Я вышел тогда во двор, и на меня бросились люди, которых от влажного утра и от страха трясла лихорадка.
— Господа! — обратился я к ним. — Не толкайте меня в могилу. Куда мне спасаться в такую ночь?
— Куды? — сапожник Ривкин схватил меня за горло, как птицу, и чуть не задушил. Он был прав, если только показывал дорогу к спасению. Но в ту ночь никто не хотел знать в своем дворе удавленника.
— Они сказали «мы поджигаем дом».
— Откройте им дверь.
— Сами откройте.
— Сами.
И, оставив меня, жильцы разбежались по квартирам. Мне пришлось открыть ворота.
— Простите меня, господа, двор перепуган.
— Ничего, — ответил человек с чемоданом и маузером, — ничего.
Он вошел во двор с тремя кубанцами, просто за трофеями, и почему-то спешил.
В ту ночь электрическая станция, конечно, не работала, и в городе не было света. Мы лучинами освещали этим людям путь. Древняя русская лучина трещала и дымила в наших дрожащих руках. Сидя в кухне на полу, мама Монастырская колола щепки, а мы с Володькой жгли их, обжигаясь и волнуясь.
Утром ушли люди с полными чемоданами, взошло солнце, а моя хозяйка все еще колола лучину. Я связал убогий, нищенский узел и отправился подальше от греха. Являться было некуда. Я сам погубил свои жилища — мою Зину, мой сорок пятый номер.
На проспекте играла музыка, но я шел пустынными улицами, бродяжьей душой, божьим именем. Прохожим, верно, казалось, что они давно знают этого разутого христолюбца.
На углу Пологой я встретил Зину. Она опять стояла на моем пути — на углу Пологой и Воскресенской. Я смотрел в ее бессонные сучьи глаза и позволял целовать себя.
— Счастливчик, — сказала она, — мой живой счастливчик! Они пришли через десять минут после твоего ухода.
Она целовала мою колючую шею, но я был, как проклятый. Я молчал.
— Это соседка — это Шереметиха прислала их. Она еще днем говорила, что пришлет убить моего большевика. Но я не впустила тебя, мой живой, мой счастливчик!
— Молчи, — сказал я Зине.
Но она долго еще говорила и плакала навзрыд. Потом она стала расстегивать блузку и, при дневном свете, первый раз в жизни, открыла одну из своих беспокойных грудей. Я хотел закрыть ее и увидел две красных подковы, два следа крупных казачьих зубов.
Сейчас, когда я написал слово «подковы», мне почему-то вспомнились кубанские кони, которые топчут жнивье и давят людей.
ЛОШАДИ КУШАЮТ ОВЕС
Никто не разрушал золотой мебели.
Обе комнаты, находившиеся в мезонине, были в полном порядке, выбивались ковры, мылись стекла книжных шкафов, стиралась пыль и даже сохранялись, извечные здесь, покой и тишина. Как будто если бы люди заговорили громко, стали стучать или кричать, сразу бы исчезла вся диковинная, собранная кем-то обстановка, потемнели и потрескались дорогие картины и слезла бы — со стульев, со шкафов, с массивных бронзированных рам — матовая позолота.

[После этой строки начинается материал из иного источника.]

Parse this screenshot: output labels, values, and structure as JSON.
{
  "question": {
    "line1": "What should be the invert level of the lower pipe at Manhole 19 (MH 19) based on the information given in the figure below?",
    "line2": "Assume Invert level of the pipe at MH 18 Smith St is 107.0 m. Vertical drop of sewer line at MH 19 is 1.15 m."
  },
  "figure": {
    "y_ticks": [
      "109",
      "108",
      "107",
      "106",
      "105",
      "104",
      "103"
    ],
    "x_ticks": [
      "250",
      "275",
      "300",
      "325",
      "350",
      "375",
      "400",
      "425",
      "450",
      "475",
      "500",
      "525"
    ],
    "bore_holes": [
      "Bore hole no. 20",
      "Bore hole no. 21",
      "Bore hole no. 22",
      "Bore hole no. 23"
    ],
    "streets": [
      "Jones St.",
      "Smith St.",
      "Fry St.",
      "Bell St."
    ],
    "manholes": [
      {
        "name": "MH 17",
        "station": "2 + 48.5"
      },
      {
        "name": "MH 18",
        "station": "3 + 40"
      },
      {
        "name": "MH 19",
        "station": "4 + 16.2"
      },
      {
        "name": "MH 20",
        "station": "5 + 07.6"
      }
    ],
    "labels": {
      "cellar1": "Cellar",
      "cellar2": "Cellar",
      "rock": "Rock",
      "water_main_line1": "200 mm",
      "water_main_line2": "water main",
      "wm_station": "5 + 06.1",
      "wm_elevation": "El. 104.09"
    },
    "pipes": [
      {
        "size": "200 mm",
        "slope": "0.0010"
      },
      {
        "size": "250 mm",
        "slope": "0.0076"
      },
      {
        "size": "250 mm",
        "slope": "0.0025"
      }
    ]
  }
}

В нижнем основном этаже, где помещался клуб молодежи, давно уже не пахло барщиной и даже лепные нимфы казались здесь честными труженицами, поддерживающими необходимый потолок. А здесь, в пристройке, искусственно, по распоряжению Отдела народного образования, сохранялись в прежнем барском порядке две комнаты: библиотека и кабинет. Уборщица, с пренебрежением водящая веником в нижнем этаже, здесь добросовестно терла полы и подоконники, а два человека: учитель истории Бабицкий и прикомандированный комсомолец Монякин, следили за реквизированными ценностями, переписывали картины, мебель, фарфор и библиотеку.
Учитель был сухощав, движения его, расшатанные и хрустящие, если обращать на них внимание, наводили на мысль о существовании v человека особых шарниров, по которым движутся измочалившиеся, как веревки, сухожилия. Заплаты на учительском пиджаке были закономерны, как будто покрывали какие-то другие свежие заплаты — за пиджачком, за серой на шнурочке рубашкой положенные на иссохшую, морщинистую его кожу. Сидел старик неровно, и волосы его были грязные, пятнистые, как у штукатура после работы.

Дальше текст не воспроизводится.